風流人日記

医王整体院 院長のblog

内部感覚

 感覚とは通常、身体の外からの刺激を感じ、認識することである。もちろん外からだけでなく、身体の内側の感覚も感じとれる仕組みになっているから、お腹が痛かったり筋肉痛を感じたりするのだが、どちらも普段あまり意識することなく、つまり「感じよう」などと思うことなしに、ほとんどが無意識のうちに感じ、そしてそれに身体が自動的に対応してくれている。
 ほんとにこれでいいのだろうか?
 まあ、そういう素晴らしい機能が備わっているのだから、そのお言葉に甘えていてもいいのだが、たまにはもう少し積極的に「身体の中の状態を探る」ということをしてもいいのではないだろうか。
 というのは、通常内部の感覚を感じるのは、「痛い」という感覚がほとんどだろう。「痛い」と感じる時には、すでになんらかの異常をきたしているのだ。それを未然に防ぐことが、「身体の中の状態を探る」ということなのだ。
 痛いとか吐き気がするとか、辛い感覚だけではない。心地良いなど、身体が喜ぶ感覚もまたそうである。例えば食べるとき、誰でも美味しいとか不味いとか、舌に備わった味覚によって味わっている。もう少し感覚の優れた人は、目で楽しみ、鼻で香りを味わい、ビールのコマーシャルでよく耳にするように、のどごしまで感じているだろう。しかし、食べたものが食道を通り、胃に入っていくところまでは、追いかけていられない。つまり、身体が喜ぶ感覚を、一部の感覚器官だけでなく、もっと全身で積極的に感じることが、生命活動にとっては好影響なのではないかと思うのだ。

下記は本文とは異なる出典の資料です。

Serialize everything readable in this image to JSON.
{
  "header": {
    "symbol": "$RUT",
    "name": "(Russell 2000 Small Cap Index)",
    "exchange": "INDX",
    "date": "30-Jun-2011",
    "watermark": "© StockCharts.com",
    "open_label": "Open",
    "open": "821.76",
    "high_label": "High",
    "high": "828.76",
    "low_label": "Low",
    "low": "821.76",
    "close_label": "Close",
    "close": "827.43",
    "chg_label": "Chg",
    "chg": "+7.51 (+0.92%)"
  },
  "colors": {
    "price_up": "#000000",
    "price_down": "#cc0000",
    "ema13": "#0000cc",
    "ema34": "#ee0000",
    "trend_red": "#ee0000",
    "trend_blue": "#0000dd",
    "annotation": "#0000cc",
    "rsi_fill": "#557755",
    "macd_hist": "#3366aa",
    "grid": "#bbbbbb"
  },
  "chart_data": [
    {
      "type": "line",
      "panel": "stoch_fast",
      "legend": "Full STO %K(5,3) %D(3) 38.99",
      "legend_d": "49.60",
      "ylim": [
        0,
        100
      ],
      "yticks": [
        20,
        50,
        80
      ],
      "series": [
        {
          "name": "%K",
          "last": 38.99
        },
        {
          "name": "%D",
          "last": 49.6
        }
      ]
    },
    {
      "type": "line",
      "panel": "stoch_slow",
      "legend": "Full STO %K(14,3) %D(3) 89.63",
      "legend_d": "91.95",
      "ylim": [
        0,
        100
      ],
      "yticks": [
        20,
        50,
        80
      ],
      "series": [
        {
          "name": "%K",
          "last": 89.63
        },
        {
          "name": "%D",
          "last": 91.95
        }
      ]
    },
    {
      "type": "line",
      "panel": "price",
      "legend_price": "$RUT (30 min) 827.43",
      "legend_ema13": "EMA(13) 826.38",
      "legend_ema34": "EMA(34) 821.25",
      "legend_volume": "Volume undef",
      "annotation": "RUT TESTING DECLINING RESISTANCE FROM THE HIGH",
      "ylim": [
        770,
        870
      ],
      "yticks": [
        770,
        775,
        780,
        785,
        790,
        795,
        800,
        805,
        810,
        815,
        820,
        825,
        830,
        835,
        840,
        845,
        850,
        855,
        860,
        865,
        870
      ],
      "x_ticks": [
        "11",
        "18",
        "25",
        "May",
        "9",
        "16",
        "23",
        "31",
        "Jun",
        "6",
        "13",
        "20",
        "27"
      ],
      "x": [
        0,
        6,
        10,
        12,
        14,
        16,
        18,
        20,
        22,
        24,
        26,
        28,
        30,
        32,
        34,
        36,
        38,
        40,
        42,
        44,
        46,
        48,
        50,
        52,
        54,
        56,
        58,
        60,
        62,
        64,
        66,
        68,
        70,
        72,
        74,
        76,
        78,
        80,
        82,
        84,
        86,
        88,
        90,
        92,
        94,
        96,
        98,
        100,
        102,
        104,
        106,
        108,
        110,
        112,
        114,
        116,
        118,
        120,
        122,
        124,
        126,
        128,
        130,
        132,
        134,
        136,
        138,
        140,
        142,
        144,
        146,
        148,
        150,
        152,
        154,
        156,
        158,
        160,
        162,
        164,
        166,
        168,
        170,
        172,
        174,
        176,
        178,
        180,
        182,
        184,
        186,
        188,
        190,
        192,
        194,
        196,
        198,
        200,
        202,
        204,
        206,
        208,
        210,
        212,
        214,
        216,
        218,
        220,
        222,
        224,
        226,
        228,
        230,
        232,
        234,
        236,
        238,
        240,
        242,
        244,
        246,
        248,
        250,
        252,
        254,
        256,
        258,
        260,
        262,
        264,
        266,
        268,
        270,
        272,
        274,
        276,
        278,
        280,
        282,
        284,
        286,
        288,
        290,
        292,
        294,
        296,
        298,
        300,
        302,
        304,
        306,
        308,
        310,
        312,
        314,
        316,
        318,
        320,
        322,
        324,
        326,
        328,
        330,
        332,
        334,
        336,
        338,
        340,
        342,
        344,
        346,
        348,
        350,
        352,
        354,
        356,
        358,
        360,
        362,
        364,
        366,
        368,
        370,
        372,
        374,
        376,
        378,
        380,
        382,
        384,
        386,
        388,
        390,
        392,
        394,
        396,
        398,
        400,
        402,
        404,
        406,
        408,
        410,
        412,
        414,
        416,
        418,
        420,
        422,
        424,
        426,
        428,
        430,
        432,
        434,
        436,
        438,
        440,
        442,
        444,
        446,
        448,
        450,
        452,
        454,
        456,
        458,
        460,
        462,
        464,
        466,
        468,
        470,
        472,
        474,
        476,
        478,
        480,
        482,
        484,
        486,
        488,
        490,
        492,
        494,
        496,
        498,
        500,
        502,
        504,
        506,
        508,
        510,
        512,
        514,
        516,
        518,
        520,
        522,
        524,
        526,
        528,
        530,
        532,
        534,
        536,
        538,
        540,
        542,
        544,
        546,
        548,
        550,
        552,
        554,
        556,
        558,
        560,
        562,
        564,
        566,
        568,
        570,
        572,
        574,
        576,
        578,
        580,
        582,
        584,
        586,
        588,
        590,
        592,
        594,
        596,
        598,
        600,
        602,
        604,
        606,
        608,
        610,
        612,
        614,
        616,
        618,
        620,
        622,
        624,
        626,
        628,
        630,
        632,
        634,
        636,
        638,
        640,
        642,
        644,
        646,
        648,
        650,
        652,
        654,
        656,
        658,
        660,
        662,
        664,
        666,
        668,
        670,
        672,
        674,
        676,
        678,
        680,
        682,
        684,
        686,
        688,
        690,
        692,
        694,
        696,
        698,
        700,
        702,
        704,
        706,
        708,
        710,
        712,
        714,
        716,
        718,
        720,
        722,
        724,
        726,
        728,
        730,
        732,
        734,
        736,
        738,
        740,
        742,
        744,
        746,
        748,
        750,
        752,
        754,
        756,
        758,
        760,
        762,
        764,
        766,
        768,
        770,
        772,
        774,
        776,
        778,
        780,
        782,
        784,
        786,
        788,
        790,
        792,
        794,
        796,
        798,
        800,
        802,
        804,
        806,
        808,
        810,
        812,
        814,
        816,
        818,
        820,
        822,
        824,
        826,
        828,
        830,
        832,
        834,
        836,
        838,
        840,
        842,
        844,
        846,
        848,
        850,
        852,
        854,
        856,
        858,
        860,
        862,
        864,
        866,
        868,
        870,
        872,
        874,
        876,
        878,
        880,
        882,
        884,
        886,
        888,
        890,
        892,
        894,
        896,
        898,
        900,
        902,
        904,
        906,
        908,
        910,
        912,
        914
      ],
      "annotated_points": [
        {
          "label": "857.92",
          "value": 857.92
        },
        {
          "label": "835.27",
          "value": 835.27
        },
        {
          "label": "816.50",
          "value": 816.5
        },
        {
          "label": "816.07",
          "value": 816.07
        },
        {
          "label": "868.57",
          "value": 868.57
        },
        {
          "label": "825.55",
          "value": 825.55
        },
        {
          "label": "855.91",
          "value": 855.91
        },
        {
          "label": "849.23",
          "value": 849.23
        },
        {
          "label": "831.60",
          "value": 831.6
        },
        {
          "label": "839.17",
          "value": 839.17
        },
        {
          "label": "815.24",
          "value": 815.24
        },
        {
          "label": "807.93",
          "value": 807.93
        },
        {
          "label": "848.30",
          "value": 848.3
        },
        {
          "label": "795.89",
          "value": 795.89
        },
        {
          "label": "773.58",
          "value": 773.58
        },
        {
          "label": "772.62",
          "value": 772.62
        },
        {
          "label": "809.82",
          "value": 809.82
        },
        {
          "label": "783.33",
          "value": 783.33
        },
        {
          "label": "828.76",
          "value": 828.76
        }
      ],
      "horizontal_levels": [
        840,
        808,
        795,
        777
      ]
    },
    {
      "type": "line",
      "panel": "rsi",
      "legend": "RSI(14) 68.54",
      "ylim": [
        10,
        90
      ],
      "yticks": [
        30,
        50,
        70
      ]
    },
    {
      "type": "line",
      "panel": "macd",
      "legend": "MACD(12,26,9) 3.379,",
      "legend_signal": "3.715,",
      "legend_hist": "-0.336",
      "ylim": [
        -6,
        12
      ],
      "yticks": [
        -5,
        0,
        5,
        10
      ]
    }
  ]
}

 人はうれしいことがあると、全身で喜びを表したくなる。たいてい、うれしいことは身の回りで起き、それが自分にプラスの影響があることがわかると喜ぶ。これを、身体の内側からも起こしてみたらどうだろうか。

 現代人の感覚は、外へ向きすぎているような気がする。もちろん、生き馬の目を抜くような今の社会で暮らしていくには、ぼ〜っとはしていられない。無意識のうちに、常に意識のアンテナを高〜く立てていなければならないと思ってしまう。しかし、時には外へ向いたアンテナを、内に向ける必要があるのではないか。もっとひとつひとつの臓器に目を向けてあげることはできるんじゃないか。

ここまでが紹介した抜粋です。